I took below probability as the baseline of bookmakers. After that applied a full Kelly Criterion betting model.

• probability with vigorish (directly convert from the odds price to probability)
• probability without vigorish 2 (the vigorish part divided based on the portion of odds price)

# 5. Profit and Loss

Due to the paper above using the normal betting strategy by refer to Mark Dixon and Stuart Coles (1996) is not profitable, here I try to use Kelly Criterion (staking on 13 bookmakers) and the ROI was outperformed.

1 No of Matches 4,896 1 4,896 1 5,514 1 5,514 1
2 Total PL \$353.96966 55.57% \$381.06299 53.98% \$448.8993 59.35% \$488.91841 58.60%
3 No of Bets 2,268 46.32% 2,404 49.10% 2,570 46.61% 2,697 48.91%
4 No of Won Bets 1,531 31.27% 1,584 32.35% 1,765 32.01% 1,824 33.08%
5 No of Voided Bets 128 2.61% 143 2.92% 192 3.48% 196 3.55%
6 No of Lose Bets 609 12.44% 677 13.83% 613 11.12% 677 12.28%
7 Staking \$636.98372 1 \$705.89203 1 \$756.2979 1 \$834.32032 1
8 Won Bets Stakes \$453.43724 71.19% \$496.09555 70.28% \$563.6685 74.53% \$614.24795 73.62%
9 Voided Stakes \$19.13296 3.00% \$22.67241 3.21% \$27.1151 3.59% \$32.12999 3.85%
10 Lose Bets Stakes -\$99.46758 -15.62% -\$115.03256 -16.30% -\$114.7691 -15.18% -\$125.32954 -15.02%

table 5.1 : Staking breakdown and result of the bets settlement.

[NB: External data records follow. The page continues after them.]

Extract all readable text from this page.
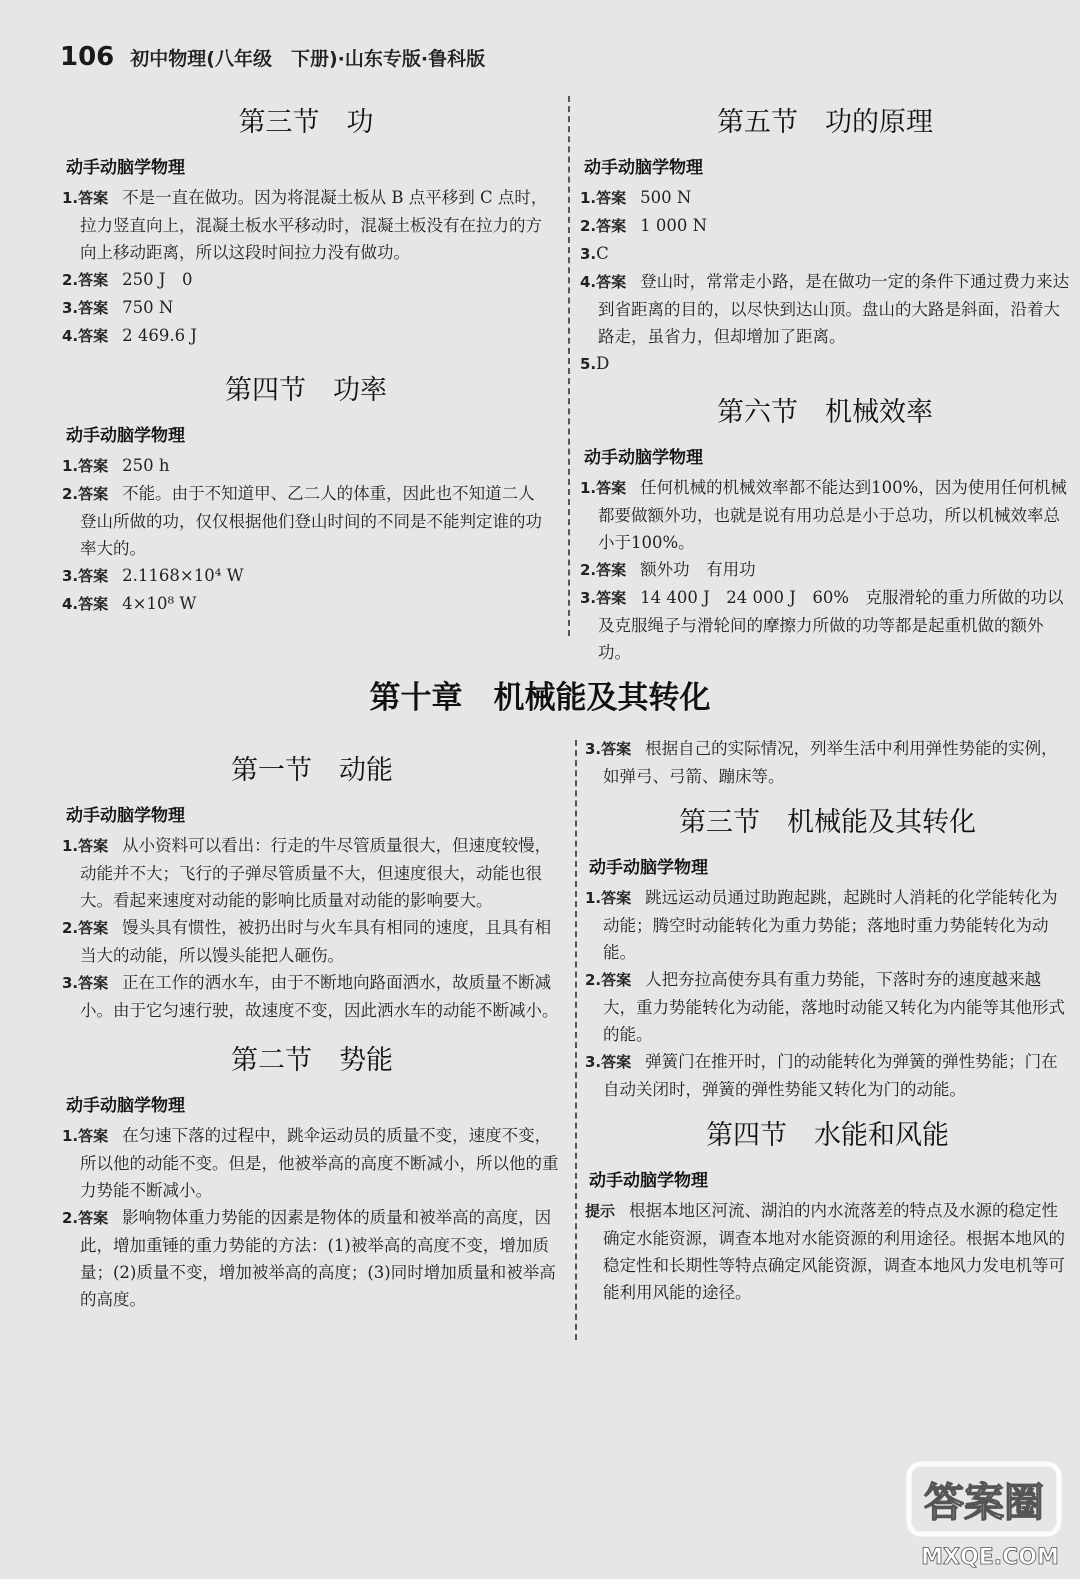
106 初中物理(八年级　下册)·山东专版·鲁科版
第三节　功
动手动脑学物理

1.答案 不是一直在做功。因为将混凝土板从 B 点平移到 C 点时，拉力竖直向上，混凝土板水平移动时，混凝土板没有在拉力的方向上移动距离，所以这段时间拉力没有做功。

2.答案 250 J　0

3.答案 750 N

4.答案 2 469.6 J

第四节　功率
动手动脑学物理

1.答案 250 h

2.答案 不能。由于不知道甲、乙二人的体重，因此也不知道二人登山所做的功，仅仅根据他们登山时间的不同是不能判定谁的功率大的。

3.答案 2.1168×10⁴ W

4.答案 4×10⁸ W

第五节　功的原理
动手动脑学物理

1.答案 500 N

2.答案 1 000 N

3.C

4.答案 登山时，常常走小路，是在做功一定的条件下通过费力来达到省距离的目的，以尽快到达山顶。盘山的大路是斜面，沿着大路走，虽省力，但却增加了距离。

5.D

第六节　机械效率
动手动脑学物理

1.答案 任何机械的机械效率都不能达到100%，因为使用任何机械都要做额外功，也就是说有用功总是小于总功，所以机械效率总小于100%。

2.答案 额外功　有用功

3.答案 14 400 J　24 000 J　60%　克服滑轮的重力所做的功以及克服绳子与滑轮间的摩擦力所做的功等都是起重机做的额外功。

第十章　机械能及其转化
第一节　动能
动手动脑学物理

1.答案 从小资料可以看出：行走的牛尽管质量很大，但速度较慢，动能并不大；飞行的子弹尽管质量不大，但速度很大，动能也很大。看起来速度对动能的影响比质量对动能的影响要大。

2.答案 馒头具有惯性，被扔出时与火车具有相同的速度，且具有相当大的动能，所以馒头能把人砸伤。

3.答案 正在工作的洒水车，由于不断地向路面洒水，故质量不断减小。由于它匀速行驶，故速度不变，因此洒水车的动能不断减小。

第二节　势能
动手动脑学物理

1.答案 在匀速下落的过程中，跳伞运动员的质量不变，速度不变，所以他的动能不变。但是，他被举高的高度不断减小，所以他的重力势能不断减小。

2.答案 影响物体重力势能的因素是物体的质量和被举高的高度，因此，增加重锤的重力势能的方法：(1)被举高的高度不变，增加质量；(2)质量不变，增加被举高的高度；(3)同时增加质量和被举高的高度。

3.答案 根据自己的实际情况，列举生活中利用弹性势能的实例，如弹弓、弓箭、蹦床等。

第三节　机械能及其转化
动手动脑学物理

1.答案 跳远运动员通过助跑起跳，起跳时人消耗的化学能转化为动能；腾空时动能转化为重力势能；落地时重力势能转化为动能。

2.答案 人把夯拉高使夯具有重力势能，下落时夯的速度越来越大，重力势能转化为动能，落地时动能又转化为内能等其他形式的能。

3.答案 弹簧门在推开时，门的动能转化为弹簧的弹性势能；门在自动关闭时，弹簧的弹性势能又转化为门的动能。

第四节　水能和风能
动手动脑学物理

提示 根据本地区河流、湖泊的内水流落差的特点及水源的稳定性确定水能资源，调查本地对水能资源的利用途径。根据本地风的稳定性和长期性等特点确定风能资源，调查本地风力发电机等可能利用风能的途径。

答案圈
MXQE.COM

Company PL (2011/12) Ratio (%) PL2 (2011/12) Ratio (%) PL (2012/13) Ratio (%) PL2 (2012/13) Ratio (%)
Ladbrokes \$33.772411 9.54% \$38.25184 10.04% \$44.53507895 9.92% \$46.7763362 9.57%
Bet365 \$34.120624 9.64% \$37.19263 9.76% \$33.53743752 7.47% \$40.6766948 8.32%
Macauslot \$35.740062 10.10% \$40.23454 10.56% \$1.76408658 0.39% \$1.9329171 0.40%
X10Bet \$37.538487 10.61% \$41.64034 10.93% \$33.62892077 7.49% \$40.6921976 8.32%
X188Bet \$36.579289 10.33% \$38.25589 10.04% \$41.05668234 9.15% \$46.1156378 9.43%
SBOBET \$40.392461 11.41% \$41.90898 11.00% \$43.50915478 9.69% \$47.8308212 9.78%
Mansion88 \$31.219547 8.82% \$32.38999 8.50% \$42.44403404 9.46% \$43.9521665 8.99%
YSB88 \$13.167746 3.72% \$14.34128 3.76% \$45.92688667 10.23% \$46.8393963 9.58%
X12BET \$36.802466 10.40% \$38.19015 10.02% \$36.03065656 8.03% \$36.2449956 7.41%
VictorChandler \$24.391917 6.89% \$25.95763 6.81% \$45.13420638 10.05% \$46.2154620 9.45%
Canbet \$10.347393 2.92% \$10.97516 2.88% \$41.04019224 9.14% \$46.9617659 9.61%
Betinternet \$10.286812 2.91% \$11.18731 2.94% \$40.20594752 8.96% \$44.5435274 9.11%
Titanbet \$9.610441 2.72% \$10.53726 2.77% \$0.08604952 0.02% \$0.1364944 0.03%

table 5.2 : Breakdown of Operators - Profit & Loss on the Odds Price with/without Overrounds.

# 6. Conclusion

Finally, the model is proof that profitable. However the odds price was collected from the information website but the from bookmakers website.

Niko Marttinen (2006) introduced a multinormial model which is more accurate than the bivariate poisson model. The bivariate poisson model by Niko Marttinen (2006) added the bookmakers odds price as the hidden effects where I need to upgraded beyond the future.